No Success without a Sucessor | Part 1 of 2
Early in my years as CEO I attended a seminar on leadership succession. The vital necessity of planning for a smooth transition of executive leadership was encapsulated in the phrase, “No success without a successor.” I committed that, when my tenure was ending, to the best of my ability I would ensure a handover of a healthy organization to a godly and gifted successor who could take the ministry far beyond what my limited abilities could achieve.
In January 1990 I began my service as General Director of American Messianic Fellowship. I had celebrated my 36th birthday three weeks prior and felt woefully unprepared for the yet-unknown challenges I would face.
My term began on New Years Day. It was a holiday, so I made it through Day One with no significant leadership blunders. But I would have plenty of opportunities to “mess up” in the years that followed.

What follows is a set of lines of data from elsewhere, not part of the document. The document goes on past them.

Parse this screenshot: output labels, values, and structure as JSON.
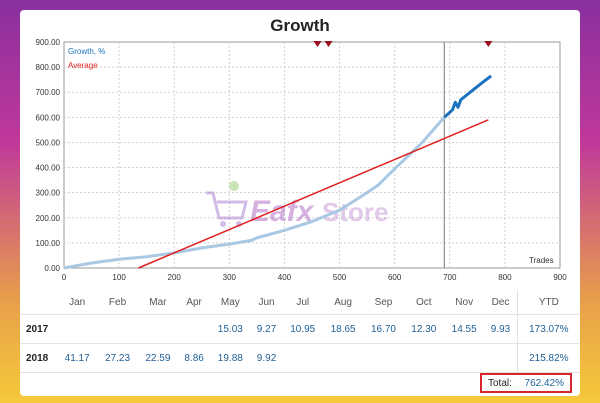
{
  "chart_data": {
    "type": "line",
    "title": "Growth",
    "xlabel": "Trades",
    "ylabel": "",
    "xlim": [
      0,
      900
    ],
    "ylim": [
      0,
      900
    ],
    "xticks": [
      0,
      100,
      200,
      300,
      400,
      500,
      600,
      700,
      800,
      900
    ],
    "yticks": [
      "0.00",
      "100.00",
      "200.00",
      "300.00",
      "400.00",
      "500.00",
      "600.00",
      "700.00",
      "800.00",
      "900.00"
    ],
    "legend": [
      "Growth, %",
      "Average"
    ],
    "vertical_marker_x": 690,
    "series": [
      {
        "name": "Growth, %",
        "color": "#a9c8e4",
        "x": [
          0,
          50,
          100,
          150,
          200,
          250,
          300,
          340,
          350,
          400,
          450,
          500,
          550,
          570,
          600,
          650,
          690
        ],
        "y": [
          0,
          20,
          35,
          45,
          60,
          80,
          95,
          110,
          120,
          150,
          185,
          230,
          300,
          330,
          395,
          500,
          600
        ]
      },
      {
        "name": "Growth, % (recent)",
        "color": "#1b73c0",
        "x": [
          690,
          705,
          710,
          715,
          720,
          740,
          760,
          775
        ],
        "y": [
          600,
          630,
          660,
          640,
          670,
          705,
          740,
          765
        ]
      },
      {
        "name": "Average",
        "color": "#e02020",
        "x": [
          135,
          770
        ],
        "y": [
          0,
          590
        ]
      }
    ],
    "markers_top_x": [
      460,
      480,
      770
    ]
  },
  "table": {
    "months": [
      "Jan",
      "Feb",
      "Mar",
      "Apr",
      "May",
      "Jun",
      "Jul",
      "Aug",
      "Sep",
      "Oct",
      "Nov",
      "Dec",
      "YTD"
    ],
    "rows": [
      {
        "year": "2017",
        "values": [
          "",
          "",
          "",
          "",
          "15.03",
          "9.27",
          "10.95",
          "18.65",
          "16.70",
          "12.30",
          "14.55",
          "9.93",
          "173.07%"
        ]
      },
      {
        "year": "2018",
        "values": [
          "41.17",
          "27.23",
          "22.59",
          "8.86",
          "19.88",
          "9.92",
          "",
          "",
          "",
          "",
          "",
          "",
          "215.82%"
        ]
      }
    ],
    "total_label": "Total:",
    "total_value": "762.42%"
  },
  "watermark": {
    "text_eafx": "Eafx",
    "text_store": "Store"
  }
}
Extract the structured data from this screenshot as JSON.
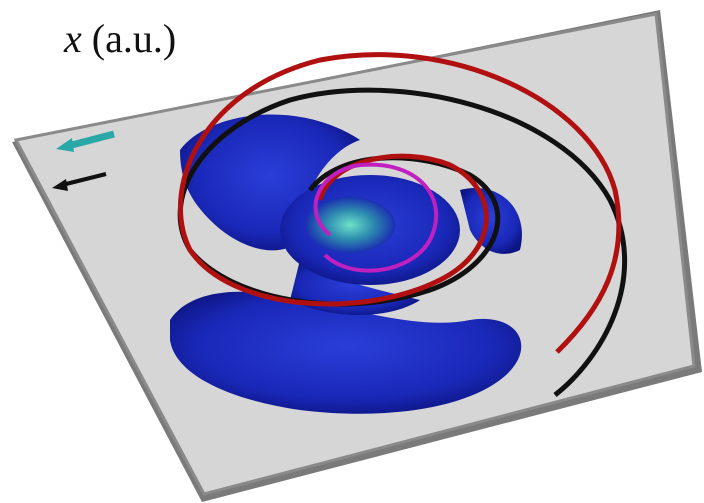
{
  "axis_label": {
    "symbol": "x",
    "unit": "(a.u.)"
  }
}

Thankfully, the Lord had in place a Board of Directors who gave godly counsel and strong encouragement to a rookie leader. AMF had celebrated its 100th anniversary four years earlier, so there was a long-standing foundation on which to build. I had served with the ministry in various capacities for fifteen years and had the benefit of strong relationships with ministry colleagues.
Very little in my training and experience prepared me for the obstacles we faced on many fronts: financial (economic downturns, donors affected by the biggest fraud in Illinois history), technological (damaging loss of key data), legal (merging four ministries into one), bureaucratic (building department regulations and tax exemptions in IL and NY; securing international visas), and environmental (removal of a long-buried 1000 gallon diesel tank that threatened to leak).
With all those “mundane challenges” came serious, and sometimes sustained, spiritual warfare. The Enemy’s strongest attacks are not against institutions but individuals. Our families encountered “the usual” bouts of illness, relational conflicts, financial reversals, and discouragements in ministry. But severe trials also occurred within the ministry team family, from sexual predators targeting our kids to the untimely deaths of cherished offspring.
Over the years we saw God’s gracious hand at work many times over. In His perfect timing the Lord sent a series of capable coworkers to serve in the home office and on our fields.
And we had a great team of prayer warriors and donors who hung in there with us – some for many decades. Significant bequests intermixed with “widows’ mites” to fund projects great and small.
Our ministry reach expanded internationally, beyond Israel and Mexico to France and the Netherlands. We incorporated in Canada and opened fields in Argentina and Hong Kong.
At home, the merger with Immanuel Ministries brought us our training center in Brooklyn. Short-term teams multiplied in scope and the roster of active ministry partners and volunteers ballooned.
The ministry’s name changed over thirteen decades to reflect geographic expansion. What began in 1887 as a committee to reach Jewish immigrants to Chicago with Jesus’ love was incorporated as Chicago Hebrew Mission. The ministry I joined in 1975 had been known as American Messianic Fellowship since 1953; we rebranded as AMF International in 1991. We love the name we adopted in 2008: Life in Messiah International (LIFE for short).
I don’t have space here to personally express Lori’s and my gratitude to every individual who has contributed to the growth of this ministry as well as built into our lives. Over these three decades it has been my privilege to serve as General/Executive Director [and Lori in several roles, including her current Administrative Director position] we have benefited greatly from the encouragement, counsel, prayers and sacrificial gifts of God’s people. To each one, a heartfelt “THANK YOU!”